2024年4月15日

自動車部品の再生材利用拡大へ

技術実証を開始
自動車部品解体プロセス等

デンソー(林新之助社長)、リバー(松岡直人社長)、DIC(池田尚志社長)、UACJ(田中信二社長)、金城産業(金城正信社長)、九州メタル産業(森山義洋社長)、住友化学(岩田圭一社長)、大同特殊鋼(清水哲也社長)、東レ(大矢光雄社長)、豊田合成(齋藤克巳社長兼CEO)、トヨタ紡織(白柳正義社長)、野村総合研究所(柳澤花芽社長)、古河電気工業(森平英也社長)、マテック(杉山博康社長)、三井化学(橋本修社長)、早稲田大学(田中愛治総長)は、自動車リサイクルにおける再生材利用拡大を目指し、自動車部品解体プロセス等の技術実証を開始することを発表した。

近年、自動車産業では持続可能な社会の実現に向けて「サーキュラーエコノミー」への転換が求められており、再生材の大幅な利用拡大を通じて新たな天然資源の投入量を削減することが必要とされている。しかし、現在世界ではELV(End of Vehicle=使用済み自動車)を破砕し、材料ごとに選別して再生材を作り出す手法を取っていることが多く、高純度の再生材に向けた材料を選別することが極めて難しいため、水平サイクル(使用済み製品を資源にして、同じ製品に利用するリサイクルシステムのこと)率が低い状況となっている。また、これまで動静脈(経済活動を動物の血液循環に例えた呼称で、資源を加工して製品などを生産する産業を「動脈産業」、使い終わった製品を集め、再販売、再加工などを通して再び社会に流通させる産業を「静脈産業」という)の連携が十分ではなかったことから、高い品質が求められる自動車部品の材料として再生材を用いるための取り組みが進展していなかった。

一方、ELVの解体・破砕を担う業界では、深刻な労働力不足への対応や、安全・安心で快適な労働環境の整備などが課題となっている。これらの課題解決とともに、再生材の質と量の確保にもつながるELVの新たな処理手法への転換が必要となっている。

今回、ELV解体・破砕事業者、解体システム提供者、素材メーカー、自動車部品メーカー、研究機関などの参画法人が連携して質と量の確保の両方を実現する新たなELVの処理手法である「自動精緻解体プロセス」を起点とした、動静脈一体となったプロセスの技術実証を通じて、この動静脈一体のエコシステムを社会実装する上での課題の抽出を行う。具体的には、自動精緻解体プロセスの技術実証や、精緻解体で抽出した各種素材の高純度化・再資源化プロセスの技術実証およびそれによって作られた再生材を用いた部品の試作評価を行う。加えて、CO2排出量削減の観点から自動精緻解体プロセスの環境への負荷低減効果を測定し、本処理方法の持続可能性についても検証を行う。
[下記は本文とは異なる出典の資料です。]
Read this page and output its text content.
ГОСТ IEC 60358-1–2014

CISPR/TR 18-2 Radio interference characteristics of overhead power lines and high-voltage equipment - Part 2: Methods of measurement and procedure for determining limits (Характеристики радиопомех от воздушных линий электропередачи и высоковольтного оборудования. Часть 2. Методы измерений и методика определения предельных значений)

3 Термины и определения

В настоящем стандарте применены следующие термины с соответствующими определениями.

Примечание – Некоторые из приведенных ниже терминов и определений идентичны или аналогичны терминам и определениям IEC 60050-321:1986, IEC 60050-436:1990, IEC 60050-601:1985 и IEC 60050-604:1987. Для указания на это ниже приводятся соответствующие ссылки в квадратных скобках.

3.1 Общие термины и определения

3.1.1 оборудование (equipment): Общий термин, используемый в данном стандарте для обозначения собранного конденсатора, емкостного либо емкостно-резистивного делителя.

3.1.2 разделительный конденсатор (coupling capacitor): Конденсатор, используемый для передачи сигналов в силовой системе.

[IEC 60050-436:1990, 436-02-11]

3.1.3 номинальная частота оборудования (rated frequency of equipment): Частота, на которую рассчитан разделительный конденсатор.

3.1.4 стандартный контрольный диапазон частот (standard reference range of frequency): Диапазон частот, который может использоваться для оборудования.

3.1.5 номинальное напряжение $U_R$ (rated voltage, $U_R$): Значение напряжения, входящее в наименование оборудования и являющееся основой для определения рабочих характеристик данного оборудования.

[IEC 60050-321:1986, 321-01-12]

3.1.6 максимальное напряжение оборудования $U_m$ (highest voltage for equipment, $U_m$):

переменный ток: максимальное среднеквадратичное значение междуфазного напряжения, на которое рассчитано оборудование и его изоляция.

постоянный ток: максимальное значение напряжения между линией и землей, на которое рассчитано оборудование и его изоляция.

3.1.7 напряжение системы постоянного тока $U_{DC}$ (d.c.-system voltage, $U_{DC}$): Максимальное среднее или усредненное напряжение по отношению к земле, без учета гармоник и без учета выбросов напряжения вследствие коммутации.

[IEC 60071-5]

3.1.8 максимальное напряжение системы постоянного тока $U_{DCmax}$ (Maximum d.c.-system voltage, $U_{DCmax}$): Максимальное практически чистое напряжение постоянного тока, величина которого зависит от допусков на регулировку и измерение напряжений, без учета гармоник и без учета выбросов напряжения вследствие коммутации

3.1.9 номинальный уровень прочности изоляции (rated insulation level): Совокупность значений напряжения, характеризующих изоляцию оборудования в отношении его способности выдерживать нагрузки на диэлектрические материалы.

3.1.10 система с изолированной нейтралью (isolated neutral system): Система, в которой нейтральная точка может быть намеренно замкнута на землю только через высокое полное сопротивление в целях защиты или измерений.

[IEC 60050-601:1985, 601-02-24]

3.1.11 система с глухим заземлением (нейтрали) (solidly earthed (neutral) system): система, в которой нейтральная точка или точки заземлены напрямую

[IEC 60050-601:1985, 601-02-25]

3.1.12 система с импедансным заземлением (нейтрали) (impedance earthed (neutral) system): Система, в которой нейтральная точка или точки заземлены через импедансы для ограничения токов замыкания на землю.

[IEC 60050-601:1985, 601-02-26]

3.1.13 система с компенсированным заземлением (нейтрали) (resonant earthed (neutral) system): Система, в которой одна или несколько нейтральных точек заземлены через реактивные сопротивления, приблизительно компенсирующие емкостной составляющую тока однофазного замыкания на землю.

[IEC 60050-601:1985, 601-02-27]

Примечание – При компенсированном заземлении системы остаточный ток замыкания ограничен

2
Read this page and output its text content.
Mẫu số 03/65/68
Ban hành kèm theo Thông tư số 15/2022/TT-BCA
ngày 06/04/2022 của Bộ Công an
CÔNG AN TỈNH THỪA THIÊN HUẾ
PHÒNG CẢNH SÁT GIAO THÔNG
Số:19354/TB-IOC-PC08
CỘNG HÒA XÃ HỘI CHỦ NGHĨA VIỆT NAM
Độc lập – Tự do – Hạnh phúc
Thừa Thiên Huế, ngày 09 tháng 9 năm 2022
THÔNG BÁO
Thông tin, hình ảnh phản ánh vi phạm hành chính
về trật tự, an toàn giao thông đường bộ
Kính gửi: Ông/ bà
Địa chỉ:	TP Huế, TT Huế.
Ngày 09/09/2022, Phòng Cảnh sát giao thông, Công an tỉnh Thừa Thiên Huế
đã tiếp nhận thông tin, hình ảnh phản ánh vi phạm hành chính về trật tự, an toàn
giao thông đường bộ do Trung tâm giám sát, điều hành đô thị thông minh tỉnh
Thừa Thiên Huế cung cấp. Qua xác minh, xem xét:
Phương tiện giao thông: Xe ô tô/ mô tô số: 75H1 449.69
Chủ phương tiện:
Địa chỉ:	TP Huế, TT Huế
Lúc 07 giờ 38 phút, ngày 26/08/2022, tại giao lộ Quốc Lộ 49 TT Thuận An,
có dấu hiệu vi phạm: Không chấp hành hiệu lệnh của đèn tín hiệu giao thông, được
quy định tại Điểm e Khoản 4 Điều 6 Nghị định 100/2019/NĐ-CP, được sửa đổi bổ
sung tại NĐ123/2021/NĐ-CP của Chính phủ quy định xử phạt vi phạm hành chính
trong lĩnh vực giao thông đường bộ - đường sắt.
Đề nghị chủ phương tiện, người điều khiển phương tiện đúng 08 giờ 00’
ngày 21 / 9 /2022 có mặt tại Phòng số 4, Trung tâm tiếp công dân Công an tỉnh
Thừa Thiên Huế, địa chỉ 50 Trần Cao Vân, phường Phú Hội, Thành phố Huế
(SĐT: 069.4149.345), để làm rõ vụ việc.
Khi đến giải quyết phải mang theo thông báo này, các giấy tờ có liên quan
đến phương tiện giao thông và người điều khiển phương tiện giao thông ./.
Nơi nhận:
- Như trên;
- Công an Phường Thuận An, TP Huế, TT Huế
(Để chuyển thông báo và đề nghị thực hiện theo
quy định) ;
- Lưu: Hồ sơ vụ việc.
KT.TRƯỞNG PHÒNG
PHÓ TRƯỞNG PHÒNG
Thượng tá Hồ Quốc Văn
なお、これら企業、大学などによる「ELV自動精緻解体を起点とした水平サイクルを実現する動静脈一体プロセスの技術実証」が環境省の令和5年度自動車リサイクルにおける再生材利用拡大に向けた産官学連携推進事業の一つとして採択された。本実証は先月上旬から開始されており、来年1月末まで実施される予定。

今後、本実証を通じて自動車部品の再生材利用の拡大を目指すとともに、動静脈一体となった自動車産業のサーキュラーエコノミー実現に向けて貢献していく。